Based on the prediction done using the OECD QSAR toolbox version 3.4 considering the five closest read across substances, the acute dermal toxicity was predicted for target substance 1-methylpiperidin-4-ol (CAS no. 106 -52 -5). LD50 value was estimated to be 2526.7 mg/kg bw for rabbits.

In a study given by European Chemicals Bureau IUCID Data set (2000) for read across (CAS 105-59-9), for dermal toxicity study, rabbits were treated with Ethanol, 2.2’-(methylimino)bis- (MDEA) in the concentration of 2000 mg/kg bw dermally. No mortality observed in treated rabbits. Sluggishness, unsteady gait, emaciation and prostration were observed after application of undiluted MDEA in treated rabbits but, surviving animals recovered during the observation period. Therefore, LD50 was considered to be > 2000 mg/kg bw when rabbits were treated with Ethanol, 2.2’-(methylimino)bis- (MDEA) dermally.

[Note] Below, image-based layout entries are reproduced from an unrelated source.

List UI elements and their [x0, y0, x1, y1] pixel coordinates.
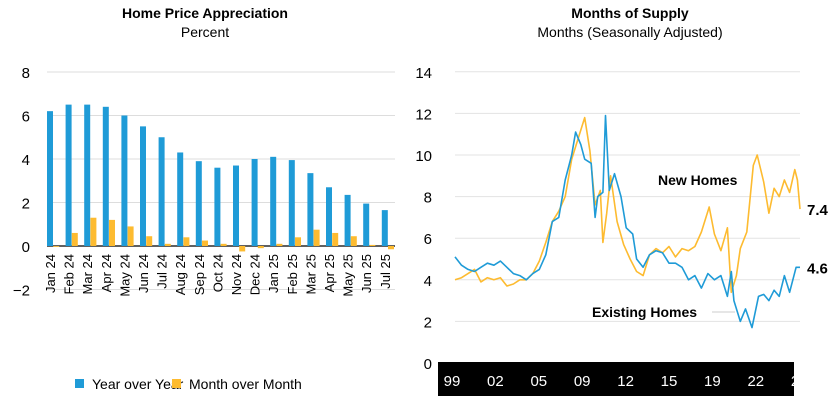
left-chart-title: Home Price Appreciation [122, 5, 288, 21]
bar-mom [257, 246, 264, 249]
y-tick-label: 6 [22, 109, 30, 126]
bar-mom [220, 243, 227, 246]
bar-mom [276, 243, 283, 246]
bar-yoy [288, 160, 295, 246]
x-tick-label: 09 [574, 373, 591, 390]
x-tick-label: 12 [617, 373, 634, 390]
bar-yoy [102, 106, 109, 246]
x-tick-label: Jul 24 [155, 254, 170, 289]
bar-mom [295, 237, 301, 246]
bar-mom [53, 246, 60, 247]
x-tick-label: Jun 24 [136, 254, 151, 293]
x-tick-label: Feb 25 [285, 254, 300, 294]
bar-mom [332, 232, 339, 246]
series-label-existing-homes: Existing Homes [592, 304, 697, 320]
bar-mom [239, 246, 246, 252]
x-tick-label: 22 [747, 373, 764, 390]
x-tick-label: Apr 25 [322, 254, 337, 292]
x-tick-label: 25 [791, 373, 808, 390]
bar-yoy [65, 104, 72, 246]
x-tick-label: Mar 24 [80, 254, 95, 294]
bar-mom [350, 236, 357, 246]
end-value-label: 7.4 [807, 202, 829, 219]
x-tick-label: Dec 24 [248, 254, 263, 295]
bar-mom [388, 246, 394, 250]
y-tick-label: 8 [22, 65, 30, 82]
x-tick-label: May 24 [117, 254, 132, 297]
bar-mom [71, 232, 78, 246]
bar-yoy [363, 203, 370, 246]
legend-swatch [172, 379, 181, 388]
y-tick-label: 12 [415, 106, 432, 123]
bar-mom [90, 217, 97, 246]
right-chart-title: Months of Supply [571, 5, 689, 21]
x-tick-label: Sep 24 [192, 254, 207, 295]
x-tick-label: Oct 24 [210, 254, 225, 292]
y-tick-label: 10 [415, 148, 432, 165]
y-tick-label: −2 [13, 283, 30, 300]
bar-yoy [251, 159, 258, 246]
bar-mom [146, 236, 153, 246]
bar-mom [202, 240, 208, 246]
bar-mom [164, 243, 171, 246]
y-tick-label: 4 [424, 273, 432, 290]
bar-mom [313, 229, 320, 246]
x-tick-label: Nov 24 [229, 254, 244, 295]
bar-mom [369, 244, 376, 246]
x-tick-label: Mar 25 [303, 254, 318, 294]
new-homes-line [454, 116, 801, 294]
existing-homes-line [454, 114, 800, 329]
y-tick-label: 14 [415, 65, 432, 82]
bar-mom [127, 226, 134, 246]
x-tick-label: Feb 24 [62, 254, 77, 294]
bar-yoy [344, 194, 351, 246]
bar-yoy [195, 161, 202, 246]
x-tick-label: Jun 25 [359, 254, 374, 293]
bar-yoy [121, 115, 128, 246]
bar-yoy [47, 111, 53, 247]
x-tick-label: 19 [704, 373, 721, 390]
y-tick-label: 6 [424, 231, 432, 248]
end-value-label: 4.6 [807, 260, 828, 277]
bar-yoy [307, 173, 314, 246]
bar-mom [183, 237, 190, 246]
legend-label: Year over Year [92, 376, 184, 392]
bar-yoy [158, 137, 165, 246]
x-axis-band [438, 362, 794, 396]
legend-label: Month over Month [189, 376, 302, 392]
x-tick-label: 05 [530, 373, 547, 390]
left-chart-subtitle: Percent [180, 24, 230, 40]
bar-mom [109, 219, 115, 246]
x-tick-label: Aug 24 [173, 254, 188, 295]
right-chart-subtitle: Months (Seasonally Adjusted) [537, 24, 723, 40]
bar-yoy [140, 126, 146, 246]
bar-yoy [270, 156, 277, 246]
y-tick-label: 2 [424, 314, 432, 331]
x-tick-label: 02 [487, 373, 504, 390]
y-tick-label: 0 [22, 239, 30, 256]
legend-swatch [75, 379, 84, 388]
x-tick-label: 15 [661, 373, 678, 390]
y-tick-label: 4 [22, 152, 30, 169]
x-tick-label: Jan 24 [43, 254, 58, 293]
bar-yoy [177, 152, 184, 246]
bar-yoy [326, 187, 332, 246]
bar-yoy [84, 104, 91, 246]
series-label-new-homes: New Homes [658, 172, 738, 188]
x-tick-label: Jul 25 [378, 254, 393, 289]
x-tick-label: Apr 24 [99, 254, 114, 292]
bar-yoy [381, 210, 388, 246]
bar-yoy [233, 165, 239, 246]
y-tick-label: 0 [424, 356, 432, 373]
y-tick-label: 8 [424, 190, 432, 207]
x-tick-label: Jan 25 [266, 254, 281, 293]
x-tick-label: 99 [444, 373, 461, 390]
bar-yoy [214, 167, 221, 246]
x-tick-label: May 25 [341, 254, 356, 297]
y-tick-label: 2 [22, 196, 30, 213]
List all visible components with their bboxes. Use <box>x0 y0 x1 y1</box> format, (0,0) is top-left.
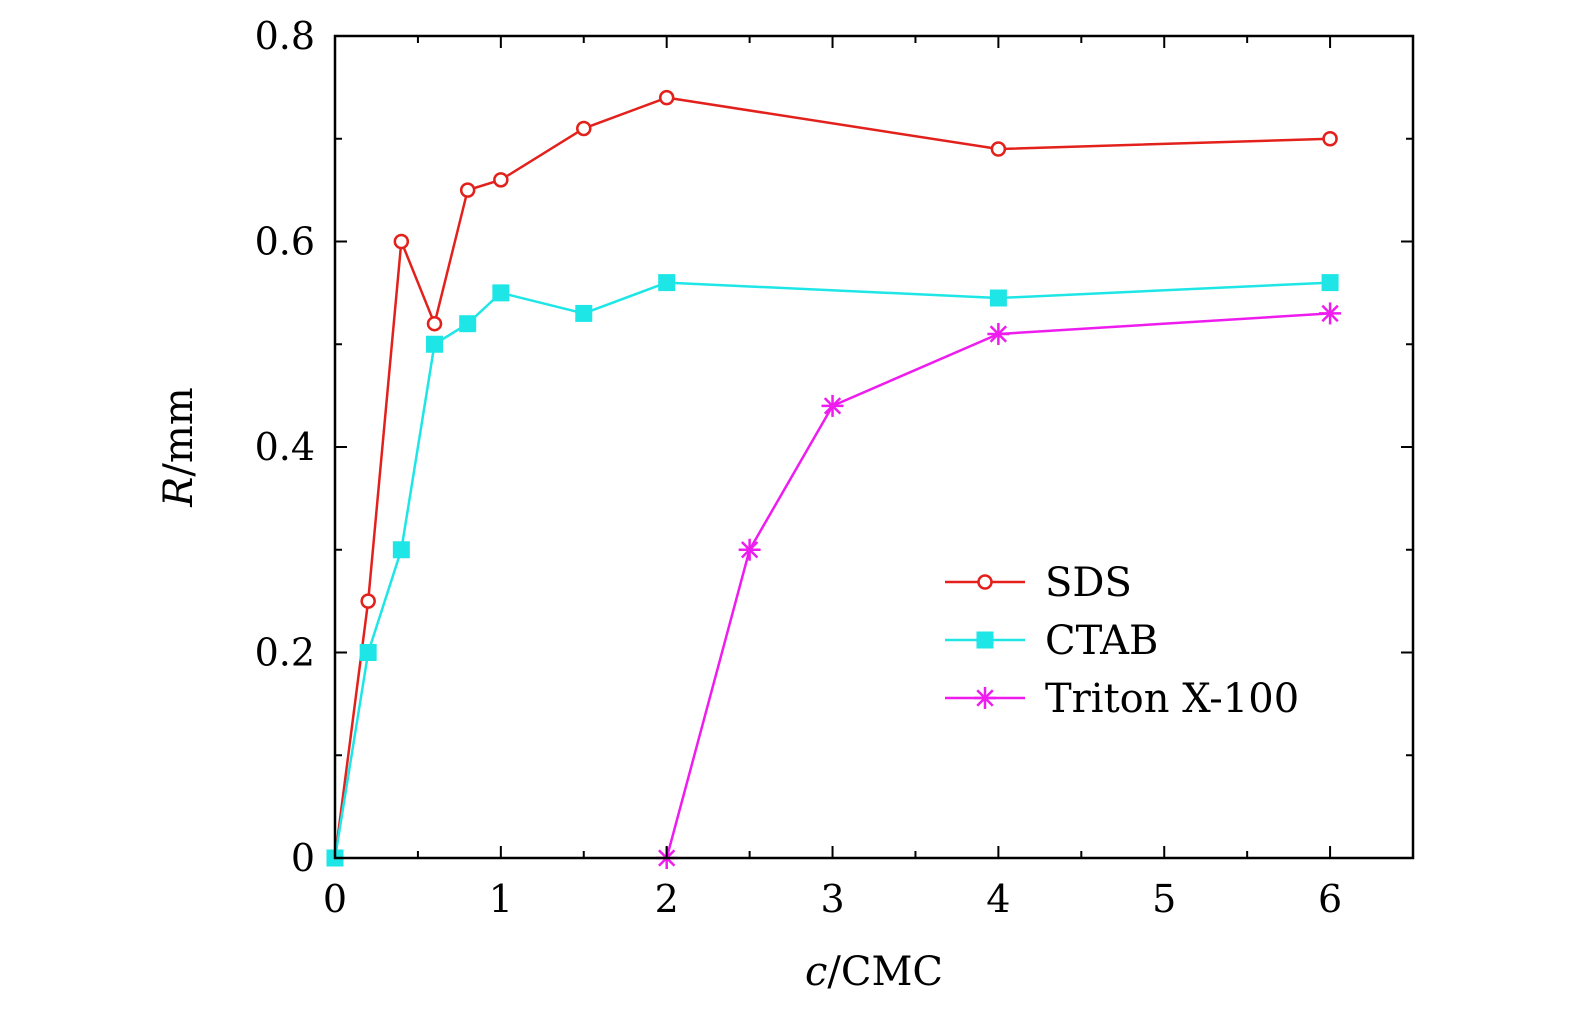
series-ctab <box>326 274 1339 867</box>
plot-frame <box>333 34 1415 860</box>
data-point-sds <box>493 172 509 188</box>
legend-label: Triton X-100 <box>1045 676 1299 722</box>
data-point-sds <box>393 233 410 250</box>
legend: SDS CTAB Triton X-100 <box>945 560 1299 722</box>
data-point-triton-x-100 <box>738 538 761 561</box>
x-tick-label: 0 <box>323 877 347 921</box>
data-point-ctab <box>426 335 444 353</box>
series-line-sds <box>333 96 1331 859</box>
y-axis-label: R/mm <box>156 387 202 507</box>
legend-item-ctab: CTAB <box>945 618 1158 664</box>
data-point-sds <box>360 593 376 609</box>
data-point-ctab <box>492 284 510 302</box>
data-point-ctab <box>575 304 593 322</box>
x-tick-label: 4 <box>986 877 1010 921</box>
x-axis-label: c/CMC <box>805 949 943 995</box>
data-point-triton-x-100 <box>987 322 1010 345</box>
data-point-ctab <box>1321 274 1339 292</box>
series-line-triton-x-100 <box>665 312 1331 859</box>
legend-marker <box>977 574 993 590</box>
series-line-ctab <box>333 281 1331 859</box>
data-point-triton-x-100 <box>821 394 844 417</box>
legend-label: CTAB <box>1045 618 1158 664</box>
data-point-ctab <box>989 289 1007 307</box>
series-sds <box>327 89 1338 866</box>
legend-marker <box>976 631 994 649</box>
y-tick-label: 0.6 <box>255 220 315 264</box>
x-tick-label: 3 <box>820 877 844 921</box>
legend-item-sds: SDS <box>945 560 1132 606</box>
y-axis-label-variable: R <box>156 477 202 508</box>
x-tick-label: 2 <box>655 877 679 921</box>
x-axis-label-variable: c <box>805 949 827 995</box>
y-axis-label-unit: /mm <box>156 387 202 476</box>
data-point-sds <box>576 120 592 137</box>
data-point-ctab <box>658 274 676 292</box>
x-tick-label: 1 <box>489 877 513 921</box>
data-point-sds <box>990 141 1007 157</box>
data-point-sds <box>658 89 675 106</box>
legend-item-triton-x-100: Triton X-100 <box>945 676 1299 722</box>
y-tick-label: 0.2 <box>255 631 315 675</box>
data-point-sds <box>1322 131 1338 147</box>
data-point-triton-x-100 <box>1319 302 1342 325</box>
x-tick-label: 6 <box>1318 877 1342 921</box>
y-tick-label: 0 <box>291 836 315 880</box>
data-point-ctab <box>359 644 377 661</box>
data-point-sds <box>426 315 443 332</box>
y-tick-label: 0.4 <box>255 425 315 469</box>
y-tick-label: 0.8 <box>255 14 315 58</box>
x-axis-label-unit: /CMC <box>827 949 943 995</box>
legend-label: SDS <box>1045 560 1132 606</box>
legend-marker <box>974 687 996 709</box>
data-point-ctab <box>392 541 410 559</box>
ticks-layer: 0 1 2 3 4 5 6 0 0.2 0.4 0.6 0.8 <box>255 14 1413 921</box>
data-point-ctab <box>459 315 477 333</box>
data-point-sds <box>459 182 476 198</box>
x-tick-label: 5 <box>1152 877 1176 921</box>
series-triton-x-100 <box>655 302 1342 869</box>
series-layer <box>326 89 1342 869</box>
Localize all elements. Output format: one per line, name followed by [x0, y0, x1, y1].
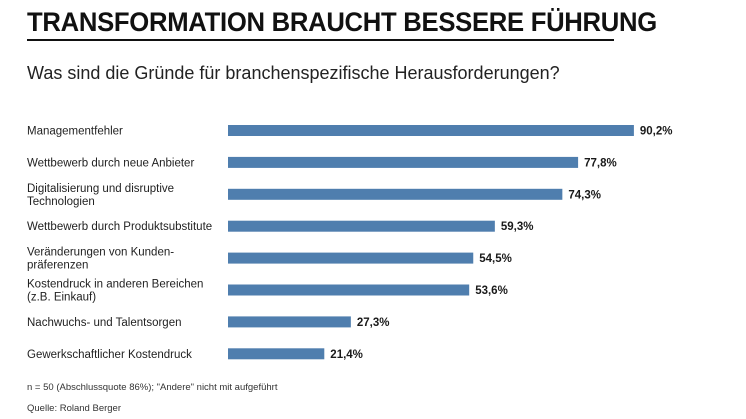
value-label-nachwuchs-und-talentsorgen: 27,3% — [357, 317, 390, 329]
source-note: Quelle: Roland Berger — [27, 403, 121, 414]
value-label-digitalisierung-und-disruptive: 74,3% — [568, 189, 601, 201]
bar-veraenderungen-von-kunden — [228, 252, 474, 264]
title-underline — [27, 39, 614, 41]
category-label-wettbewerb-durch-produktsubstitute: Wettbewerb durch Produktsubstitute — [27, 221, 212, 233]
footnote: n = 50 (Abschlussquote 86%); "Andere" ni… — [27, 382, 278, 393]
value-label-wettbewerb-durch-produktsubstitute: 59,3% — [501, 221, 534, 233]
value-label-kostendruck-in-anderen-bereichen: 53,6% — [475, 285, 508, 297]
category-label-gewerkschaftlicher-kostendruck: Gewerkschaftlicher Kostendruck — [27, 349, 192, 361]
category-label-wettbewerb-durch-neue-anbieter: Wettbewerb durch neue Anbieter — [27, 157, 194, 169]
category-label-nachwuchs-und-talentsorgen: Nachwuchs- und Talentsorgen — [27, 317, 182, 329]
bar-gewerkschaftlicher-kostendruck — [228, 348, 325, 360]
category-label-veraenderungen-von-kunden: Veränderungen von Kunden-präferenzen — [27, 247, 174, 272]
bar-kostendruck-in-anderen-bereichen — [228, 284, 470, 296]
chart-title: TRANSFORMATION BRAUCHT BESSERE FÜHRUNG — [27, 7, 657, 37]
bar-wettbewerb-durch-neue-anbieter — [228, 156, 579, 168]
value-label-managementfehler: 90,2% — [640, 126, 673, 138]
bar-managementfehler — [228, 125, 634, 136]
bar-wettbewerb-durch-produktsubstitute — [228, 220, 495, 232]
category-label-digitalisierung-und-disruptive: Digitalisierung und disruptive Technologi… — [27, 183, 174, 208]
bar-nachwuchs-und-talentsorgen — [228, 316, 351, 328]
value-label-gewerkschaftlicher-kostendruck: 21,4% — [330, 349, 363, 361]
chart-subtitle: Was sind die Gründe für branchenspezifis… — [27, 63, 560, 83]
category-label-managementfehler: Managementfehler — [27, 126, 123, 138]
value-label-wettbewerb-durch-neue-anbieter: 77,8% — [584, 157, 617, 169]
bar-digitalisierung-und-disruptive — [228, 188, 563, 200]
category-label-kostendruck-in-anderen-bereichen: Kostendruck in anderen Bereichen (z.B. Ei… — [27, 279, 203, 304]
value-label-veraenderungen-von-kunden: 54,5% — [479, 253, 512, 265]
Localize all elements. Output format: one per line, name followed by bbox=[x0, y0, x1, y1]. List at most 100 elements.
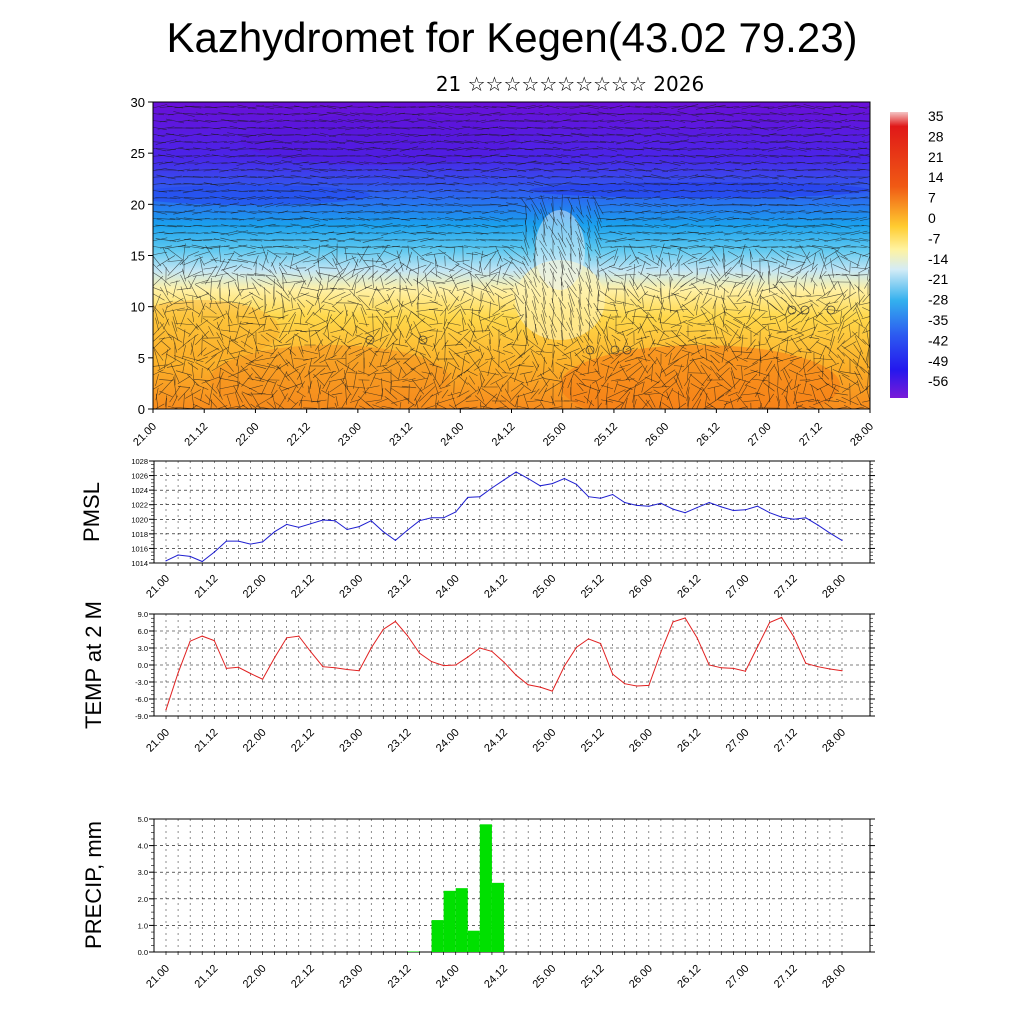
wind-vector bbox=[545, 148, 561, 150]
wind-vector bbox=[754, 312, 766, 322]
wind-vector bbox=[181, 268, 187, 282]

In the above similar IUCID Data set for read across (CAS 105-59-9), In dermal toxicity study,4 male New Zealand albino rabbits were treated with Ethanol, 2.2’-(methylimino)bis- (MDEA) in the concentration of 5990 mg/kg bw dermally. No mortality observed in treated rabbits. Therefore, LD50 was considered to be > 5990 mg/kg bw when 4 male New Zealand albino rabbits were treated with Ethanol, 2.2’-(methylimino)bis- (MDEA) dermally.

Thus, based on weight of evidence for target 4-piperidinol, 1-methyl-(CAS no 106-52-5) and its structurally related read across substances, the target substance is likely to be non hazardous and does not classify under Acute dermal toxic category as per CLP regulation.


Justification for classification or non-classification

Based on weight of evidence approach for target 4-piperidinol, 1-methyl-(CAS no 106-52-5) and its structurally related read across substances (CAS no 109 -01 -3 and 105-59-9) it is likely to be non hazardous for acute oral and dermal toxicity.